When it comes to funerals most of us tend to think our journey out of this world will either be a cremation (about 78% for the UK) or burial (the remainder).
This will continue to be the case for many years to come.
With cremation, the deceased person inside their coffin is placed into a hot furnace, in a process which takes around 90 minutes.
Once finished, the remains are collected up and carefully placed into an urn before being handed to the family.
Burial at a cemetery is as you’d expect. The coffin containing the deceased person is buried at a depth of around 6ft.
Burial at a natural burial ground is around half that depth, as the aim is for the remains to decompose and become part of a fertile soil layer.
As a result, many natural burial grounds won’t permit MDF or chipboard coffins with plastic handles for fear of contaminating the earth.
Beyond these established methods, entrepreneurs and innovators around the world are looking at alternative ways of disposing of the dead.
And they’re fascinating.
Resomation is perhaps the obvious example.
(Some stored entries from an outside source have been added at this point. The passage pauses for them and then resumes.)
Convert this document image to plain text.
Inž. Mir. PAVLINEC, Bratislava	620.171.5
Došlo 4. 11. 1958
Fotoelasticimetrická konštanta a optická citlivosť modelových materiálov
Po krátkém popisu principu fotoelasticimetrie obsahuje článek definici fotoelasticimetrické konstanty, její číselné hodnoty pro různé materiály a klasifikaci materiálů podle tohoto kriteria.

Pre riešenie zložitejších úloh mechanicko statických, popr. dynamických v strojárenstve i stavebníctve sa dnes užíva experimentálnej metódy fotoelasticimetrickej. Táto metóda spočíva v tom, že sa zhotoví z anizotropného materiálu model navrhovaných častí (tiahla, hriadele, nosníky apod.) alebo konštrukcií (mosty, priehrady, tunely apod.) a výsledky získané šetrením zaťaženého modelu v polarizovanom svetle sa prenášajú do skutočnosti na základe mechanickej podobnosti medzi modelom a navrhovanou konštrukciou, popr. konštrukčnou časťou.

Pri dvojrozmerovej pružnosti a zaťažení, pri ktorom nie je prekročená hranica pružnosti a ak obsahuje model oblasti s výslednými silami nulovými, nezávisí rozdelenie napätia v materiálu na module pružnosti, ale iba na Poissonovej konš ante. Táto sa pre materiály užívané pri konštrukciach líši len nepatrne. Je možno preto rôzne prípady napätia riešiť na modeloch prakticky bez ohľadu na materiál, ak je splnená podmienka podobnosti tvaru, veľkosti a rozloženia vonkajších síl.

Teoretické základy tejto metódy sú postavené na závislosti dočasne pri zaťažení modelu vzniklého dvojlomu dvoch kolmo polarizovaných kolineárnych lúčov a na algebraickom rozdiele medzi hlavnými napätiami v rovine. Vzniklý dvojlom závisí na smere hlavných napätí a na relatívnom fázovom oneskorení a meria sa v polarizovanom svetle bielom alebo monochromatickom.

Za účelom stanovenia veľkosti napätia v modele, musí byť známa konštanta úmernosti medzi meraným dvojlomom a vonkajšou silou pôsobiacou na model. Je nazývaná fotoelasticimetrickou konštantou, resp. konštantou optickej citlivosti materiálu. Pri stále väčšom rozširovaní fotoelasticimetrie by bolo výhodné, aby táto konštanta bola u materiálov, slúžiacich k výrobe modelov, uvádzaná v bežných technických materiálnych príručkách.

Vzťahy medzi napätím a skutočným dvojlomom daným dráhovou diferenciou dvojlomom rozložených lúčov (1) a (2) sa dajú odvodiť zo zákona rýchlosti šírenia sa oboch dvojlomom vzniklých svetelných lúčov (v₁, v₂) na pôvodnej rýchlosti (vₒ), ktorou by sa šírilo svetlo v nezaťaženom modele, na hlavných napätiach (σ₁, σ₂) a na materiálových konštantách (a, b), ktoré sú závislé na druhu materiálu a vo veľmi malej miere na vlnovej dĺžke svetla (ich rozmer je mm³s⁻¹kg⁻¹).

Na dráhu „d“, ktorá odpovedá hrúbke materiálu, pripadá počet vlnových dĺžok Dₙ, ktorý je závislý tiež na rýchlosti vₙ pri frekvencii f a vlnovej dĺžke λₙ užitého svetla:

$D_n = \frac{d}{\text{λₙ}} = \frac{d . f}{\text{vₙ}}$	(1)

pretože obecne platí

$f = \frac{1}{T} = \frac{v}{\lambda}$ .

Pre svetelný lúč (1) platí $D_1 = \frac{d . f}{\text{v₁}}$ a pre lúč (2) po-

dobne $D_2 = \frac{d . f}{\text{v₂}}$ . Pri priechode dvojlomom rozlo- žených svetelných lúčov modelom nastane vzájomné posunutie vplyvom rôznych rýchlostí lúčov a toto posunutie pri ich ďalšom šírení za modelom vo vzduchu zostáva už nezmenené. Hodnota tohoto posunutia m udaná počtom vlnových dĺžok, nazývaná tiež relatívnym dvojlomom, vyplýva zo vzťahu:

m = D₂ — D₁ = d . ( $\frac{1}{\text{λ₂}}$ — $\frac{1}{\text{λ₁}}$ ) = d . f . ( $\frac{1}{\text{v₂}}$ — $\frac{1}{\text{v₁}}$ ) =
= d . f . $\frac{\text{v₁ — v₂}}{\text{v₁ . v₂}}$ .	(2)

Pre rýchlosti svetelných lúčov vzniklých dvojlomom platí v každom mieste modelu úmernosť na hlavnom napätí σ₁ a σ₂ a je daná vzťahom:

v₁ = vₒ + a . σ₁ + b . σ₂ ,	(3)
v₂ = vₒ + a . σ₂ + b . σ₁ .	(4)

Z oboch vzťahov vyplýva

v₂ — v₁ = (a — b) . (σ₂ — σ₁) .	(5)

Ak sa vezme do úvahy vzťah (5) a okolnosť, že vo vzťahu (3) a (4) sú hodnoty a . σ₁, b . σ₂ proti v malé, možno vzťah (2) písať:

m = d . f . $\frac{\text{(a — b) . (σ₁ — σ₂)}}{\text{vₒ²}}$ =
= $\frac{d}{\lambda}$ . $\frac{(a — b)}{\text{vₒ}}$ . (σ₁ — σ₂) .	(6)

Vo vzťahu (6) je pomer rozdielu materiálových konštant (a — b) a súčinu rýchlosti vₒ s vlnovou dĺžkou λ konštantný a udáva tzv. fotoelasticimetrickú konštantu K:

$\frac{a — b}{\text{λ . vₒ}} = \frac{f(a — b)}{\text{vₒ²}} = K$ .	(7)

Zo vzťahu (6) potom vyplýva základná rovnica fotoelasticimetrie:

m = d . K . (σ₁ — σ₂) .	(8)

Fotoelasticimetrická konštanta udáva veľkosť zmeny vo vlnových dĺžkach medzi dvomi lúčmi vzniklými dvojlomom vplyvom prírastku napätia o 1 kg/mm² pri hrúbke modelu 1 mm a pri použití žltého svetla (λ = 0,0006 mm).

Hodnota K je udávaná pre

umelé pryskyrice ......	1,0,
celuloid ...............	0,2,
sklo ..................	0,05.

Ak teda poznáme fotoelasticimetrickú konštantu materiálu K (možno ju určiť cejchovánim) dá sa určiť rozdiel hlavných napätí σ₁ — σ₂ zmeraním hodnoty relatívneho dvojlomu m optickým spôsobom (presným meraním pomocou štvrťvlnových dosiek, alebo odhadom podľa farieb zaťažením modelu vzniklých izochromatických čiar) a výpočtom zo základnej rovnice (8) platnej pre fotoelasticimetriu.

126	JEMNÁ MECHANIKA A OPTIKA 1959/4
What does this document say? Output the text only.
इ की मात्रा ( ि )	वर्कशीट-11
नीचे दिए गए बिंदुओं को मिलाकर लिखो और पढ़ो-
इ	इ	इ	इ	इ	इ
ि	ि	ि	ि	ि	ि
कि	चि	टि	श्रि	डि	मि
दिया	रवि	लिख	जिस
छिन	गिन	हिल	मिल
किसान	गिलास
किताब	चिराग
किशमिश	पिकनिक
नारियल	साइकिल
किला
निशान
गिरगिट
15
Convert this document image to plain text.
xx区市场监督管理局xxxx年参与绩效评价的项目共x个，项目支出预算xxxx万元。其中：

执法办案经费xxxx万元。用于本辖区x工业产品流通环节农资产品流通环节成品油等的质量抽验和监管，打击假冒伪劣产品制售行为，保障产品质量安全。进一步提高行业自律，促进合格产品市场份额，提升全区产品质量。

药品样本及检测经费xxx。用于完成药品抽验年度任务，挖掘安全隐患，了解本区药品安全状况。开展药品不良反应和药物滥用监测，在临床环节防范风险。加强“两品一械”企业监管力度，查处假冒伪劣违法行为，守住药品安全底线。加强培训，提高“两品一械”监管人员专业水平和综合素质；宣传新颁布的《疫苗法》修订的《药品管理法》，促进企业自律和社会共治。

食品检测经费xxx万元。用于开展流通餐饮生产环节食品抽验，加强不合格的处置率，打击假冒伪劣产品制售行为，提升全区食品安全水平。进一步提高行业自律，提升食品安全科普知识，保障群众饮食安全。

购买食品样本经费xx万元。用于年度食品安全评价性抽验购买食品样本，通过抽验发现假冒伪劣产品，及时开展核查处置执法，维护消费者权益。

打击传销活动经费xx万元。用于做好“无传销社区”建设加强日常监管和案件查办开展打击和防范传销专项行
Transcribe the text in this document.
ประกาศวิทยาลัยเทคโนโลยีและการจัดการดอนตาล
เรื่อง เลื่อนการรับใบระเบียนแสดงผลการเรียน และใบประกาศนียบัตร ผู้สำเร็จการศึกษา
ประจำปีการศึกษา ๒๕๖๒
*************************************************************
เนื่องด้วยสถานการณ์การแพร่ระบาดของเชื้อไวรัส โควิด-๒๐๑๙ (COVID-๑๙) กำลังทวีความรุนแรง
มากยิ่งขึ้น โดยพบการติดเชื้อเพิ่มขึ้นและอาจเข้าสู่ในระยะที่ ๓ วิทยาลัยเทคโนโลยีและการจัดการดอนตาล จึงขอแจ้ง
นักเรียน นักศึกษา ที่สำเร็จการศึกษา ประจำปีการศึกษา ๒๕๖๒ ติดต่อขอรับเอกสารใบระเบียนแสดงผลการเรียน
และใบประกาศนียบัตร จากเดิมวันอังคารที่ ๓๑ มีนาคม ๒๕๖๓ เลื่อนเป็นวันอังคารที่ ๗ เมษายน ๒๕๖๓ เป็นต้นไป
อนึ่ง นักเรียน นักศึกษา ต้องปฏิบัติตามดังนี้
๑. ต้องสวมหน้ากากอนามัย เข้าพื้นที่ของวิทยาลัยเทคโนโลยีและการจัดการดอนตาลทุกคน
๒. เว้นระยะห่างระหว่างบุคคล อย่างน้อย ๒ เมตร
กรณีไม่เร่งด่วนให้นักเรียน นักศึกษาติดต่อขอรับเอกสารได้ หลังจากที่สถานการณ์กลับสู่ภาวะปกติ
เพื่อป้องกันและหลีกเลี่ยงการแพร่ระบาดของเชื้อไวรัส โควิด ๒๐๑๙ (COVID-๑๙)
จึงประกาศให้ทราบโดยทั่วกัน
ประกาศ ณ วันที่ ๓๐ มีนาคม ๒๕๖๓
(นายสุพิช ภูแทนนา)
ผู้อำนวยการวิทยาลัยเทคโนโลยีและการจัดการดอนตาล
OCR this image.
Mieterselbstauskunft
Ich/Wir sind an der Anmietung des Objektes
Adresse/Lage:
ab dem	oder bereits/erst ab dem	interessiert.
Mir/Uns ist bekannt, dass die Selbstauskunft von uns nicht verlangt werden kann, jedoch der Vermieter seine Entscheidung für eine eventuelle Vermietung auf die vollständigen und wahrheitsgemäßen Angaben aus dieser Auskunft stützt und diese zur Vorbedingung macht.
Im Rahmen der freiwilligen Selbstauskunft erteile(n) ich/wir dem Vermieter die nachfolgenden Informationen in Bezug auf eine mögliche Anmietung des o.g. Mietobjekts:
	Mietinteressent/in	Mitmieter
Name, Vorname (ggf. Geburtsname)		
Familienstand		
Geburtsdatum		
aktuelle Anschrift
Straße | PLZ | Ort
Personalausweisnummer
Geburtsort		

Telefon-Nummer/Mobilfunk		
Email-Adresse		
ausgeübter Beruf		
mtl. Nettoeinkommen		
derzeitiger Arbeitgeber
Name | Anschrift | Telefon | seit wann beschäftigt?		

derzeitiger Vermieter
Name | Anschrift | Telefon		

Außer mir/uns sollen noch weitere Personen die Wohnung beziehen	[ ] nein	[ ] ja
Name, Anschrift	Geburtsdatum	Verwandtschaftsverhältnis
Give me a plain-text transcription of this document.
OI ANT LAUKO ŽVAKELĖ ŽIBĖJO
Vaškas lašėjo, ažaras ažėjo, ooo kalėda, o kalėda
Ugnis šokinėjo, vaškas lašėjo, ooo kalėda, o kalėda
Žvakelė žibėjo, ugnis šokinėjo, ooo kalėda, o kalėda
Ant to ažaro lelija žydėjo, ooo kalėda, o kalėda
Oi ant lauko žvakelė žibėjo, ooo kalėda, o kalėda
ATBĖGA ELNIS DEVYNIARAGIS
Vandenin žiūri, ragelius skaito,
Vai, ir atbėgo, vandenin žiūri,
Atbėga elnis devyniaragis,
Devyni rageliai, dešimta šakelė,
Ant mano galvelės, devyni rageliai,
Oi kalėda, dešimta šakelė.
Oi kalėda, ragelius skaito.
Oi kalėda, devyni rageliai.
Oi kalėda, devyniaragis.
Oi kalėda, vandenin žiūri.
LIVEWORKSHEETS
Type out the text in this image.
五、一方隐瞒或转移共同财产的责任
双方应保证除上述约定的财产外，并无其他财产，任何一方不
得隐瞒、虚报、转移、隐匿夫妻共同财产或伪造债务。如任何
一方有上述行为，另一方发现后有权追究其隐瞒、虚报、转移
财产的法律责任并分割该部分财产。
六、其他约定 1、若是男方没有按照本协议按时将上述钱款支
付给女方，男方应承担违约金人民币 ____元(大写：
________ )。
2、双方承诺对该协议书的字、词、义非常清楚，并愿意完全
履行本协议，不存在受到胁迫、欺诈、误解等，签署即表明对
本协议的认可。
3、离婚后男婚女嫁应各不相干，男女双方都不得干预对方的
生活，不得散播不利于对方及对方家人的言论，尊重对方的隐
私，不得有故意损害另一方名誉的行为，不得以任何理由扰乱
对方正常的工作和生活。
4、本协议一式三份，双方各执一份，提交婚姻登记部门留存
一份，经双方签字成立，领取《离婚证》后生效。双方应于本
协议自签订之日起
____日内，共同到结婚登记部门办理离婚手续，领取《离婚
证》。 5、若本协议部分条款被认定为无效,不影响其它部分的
This involves gently dissolving a deceased person in a hot water-alkaline solution and results in similar powdery remains that are left behind following a cremation.
This is yet to take hold in the UK due to questions over how to dispose of the wastewater, which we understand is free of human DNA and uncontaminated in any way.
Some states in the US, along with Canada, Mexico and Australia already permit resomation, so it’s quite possible that it will become available here one day.
Another method, which caught our attention recently, is being offered by US company Recompose.
Human composting may not be for everyone but it’s interesting to see a focus on potentially beneficial relationships between the soil, atmosphere and our bodies after death.
In our experience, people seek comfort in diverse ways so we can imagine how some families might embrace this approach.
For instance, if the deceased was a keen gardener, relatives could find great meaning in knowing that their loved one was quite literally the driving force behind a flourishing flowerbed or a symbolic tree.
You can read more about Recompose here.
Whilst it might be some time before human composting or resomation become a thing in the UK, we’re certain that new ways of sensitively disposing of loved ones no longer with us will eventually take hold as society evolves.